In 2011, Nayera Adly Husseiny (M.D.P. ’19) was a student at Cairo University studying economics and political science when demonstrators took to Tahrir Square in the city’s downtown. They were calling for the overthrow of then-President Hosni Mubarak (who would resign the next month) and demanding an end to police brutality, corruption, and similar problems. More than 800 protesters would die during the uprising and several thousand were injured.
Husseiny says witnessing firsthand the differences before and after the successful Egyptian revolt was galvanizing.
“I wanted to give back somehow,” she remembers of the days after the revolution. “My way of doing this was to get into the community and just help, to see whichever institution needed volunteers.”
She volunteered for two years with Educate Me, a nonprofit that promotes education research and best practices and operates a community school in a run-down section of Giza. After she graduated, they hired her for a staff position.
“I felt very privileged to leave my home in a middle-class neighborhood and take multiple forms of transportation until I reached a very deep part of that [impoverished] neighborhood,” she remembers. “I saw how different it was and how everything changed, from the form of transportation you were taking to what people were wearing to how they were speaking to the basic services that were available to that community. I knew then that I wanted to work on equalizing [those differences]. "I wanted to make sure that the services that are available for people [with] resources are available to the poorest of communities.” I wanted to make sure that the services that are available for people with resources are available to the poorest of communities.”
After her time at Educate Me, Husseiny joined the Egyptian charity Sawiris Foundation for Social Development, which provides economic and social aid in the country. A scholarship from Sawiris allowed Husseiny to continue her education at the U of M’s Humphrey School of Public Affairs.

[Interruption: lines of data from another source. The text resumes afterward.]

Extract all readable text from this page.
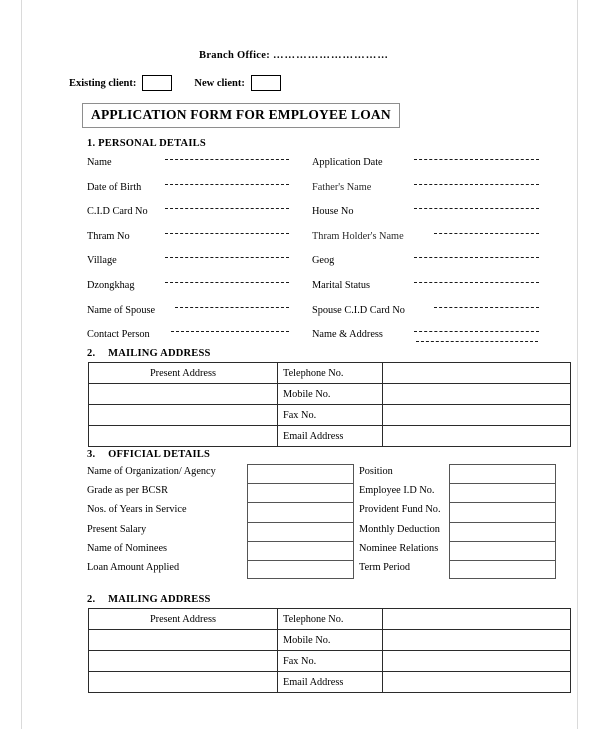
Branch Office: …………………………
Existing client:	New client:
APPLICATION FORM FOR EMPLOYEE LOAN
1. PERSONAL DETAILS
Name	Application Date
Date of Birth	Father's Name
C.I.D Card No	House No
Thram No	Thram Holder's Name
Village	Geog
Dzongkhag	Marital Status
Name of Spouse	Spouse C.I.D Card No
Contact Person	Name & Address
2. MAILING ADDRESS
Present Address	Telephone No.	
	Mobile No.	
	Fax No.	
	Email Address	
3. OFFICIAL DETAILS
Name of Organization/ Agency	Position
Grade as per BCSR	Employee I.D No.
Nos. of Years in Service	Provident Fund No.
Present Salary	Monthly Deduction
Name of Nominees	Nominee Relations
Loan Amount Applied	Term Period
2. MAILING ADDRESS
Present Address	Telephone No.	
	Mobile No.	
	Fax No.	
	Email Address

Husseiny’s long-term goal was to work in education policy for the Middle East and North Africa office of the Abdul Latif Jameel Poverty Action Lab (J-PAL). She was drawn to J-PAL because she wanted to use rigorous data to support nongovernmental organizations (NGOs) and policymakers. The group, a global research center that uses scientific, evidence-based interventions to reduce poverty, is based at MIT in Cambridge, Massachusetts, and also has regional offices in Europe, Latin America and the Caribbean, North America, South Asia, and Southeast Asia.
The Humphrey program let Husseiny tailor her curriculum with that goal in mind and earn a master’s degree in development practice.

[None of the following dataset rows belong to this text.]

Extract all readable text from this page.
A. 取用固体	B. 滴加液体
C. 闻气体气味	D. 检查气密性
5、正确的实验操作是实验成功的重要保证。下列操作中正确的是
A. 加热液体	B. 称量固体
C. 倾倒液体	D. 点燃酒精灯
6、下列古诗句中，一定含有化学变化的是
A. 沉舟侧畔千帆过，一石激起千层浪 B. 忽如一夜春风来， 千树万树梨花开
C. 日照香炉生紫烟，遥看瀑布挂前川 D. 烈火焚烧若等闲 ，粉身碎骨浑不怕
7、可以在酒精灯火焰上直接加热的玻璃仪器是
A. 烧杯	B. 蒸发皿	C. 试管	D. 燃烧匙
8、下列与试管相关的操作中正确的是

“It’s unique to find the kind of philosophy for a social development program [that exists at the Humphrey],” she says. “It was very community-based. We asked questions about how to decolonize social development, and make sure it’s driven by people’s voices and gives them agency to make choices about what they need.”
Today, Husseiny is in her “dream job” as an education policy manager at J-PAL’s office at the American University in Cairo, supporting government, donors, and practitioners in evidence-based educational reforms. “All of the research commissioned by J-PAL is trying to see if social programs increase the participation of students,” she says. “What affects learning outcomes? How do you utilize teachers, curricula, and information technology to inform more learning?” It’s work that touches everything from proper nutrition to support for new mothers.
At a presentation with the Egyptian Food Bank, the largest NGO in the country, Husseiny facilitated an workshop in which she presented J-PAL’s research.
“I’ll never forget the look on people’s faces,” she says of the moment the audience understood the relevance of J-PAL’s efforts to their work. “They wanted to know more ... I think people sometimes perceive that research is too academic, too irrelevant to what’s happening on the ground. To see these people be so passionate about the information we were bringing and excited to start research projects with us was very memorable for me.”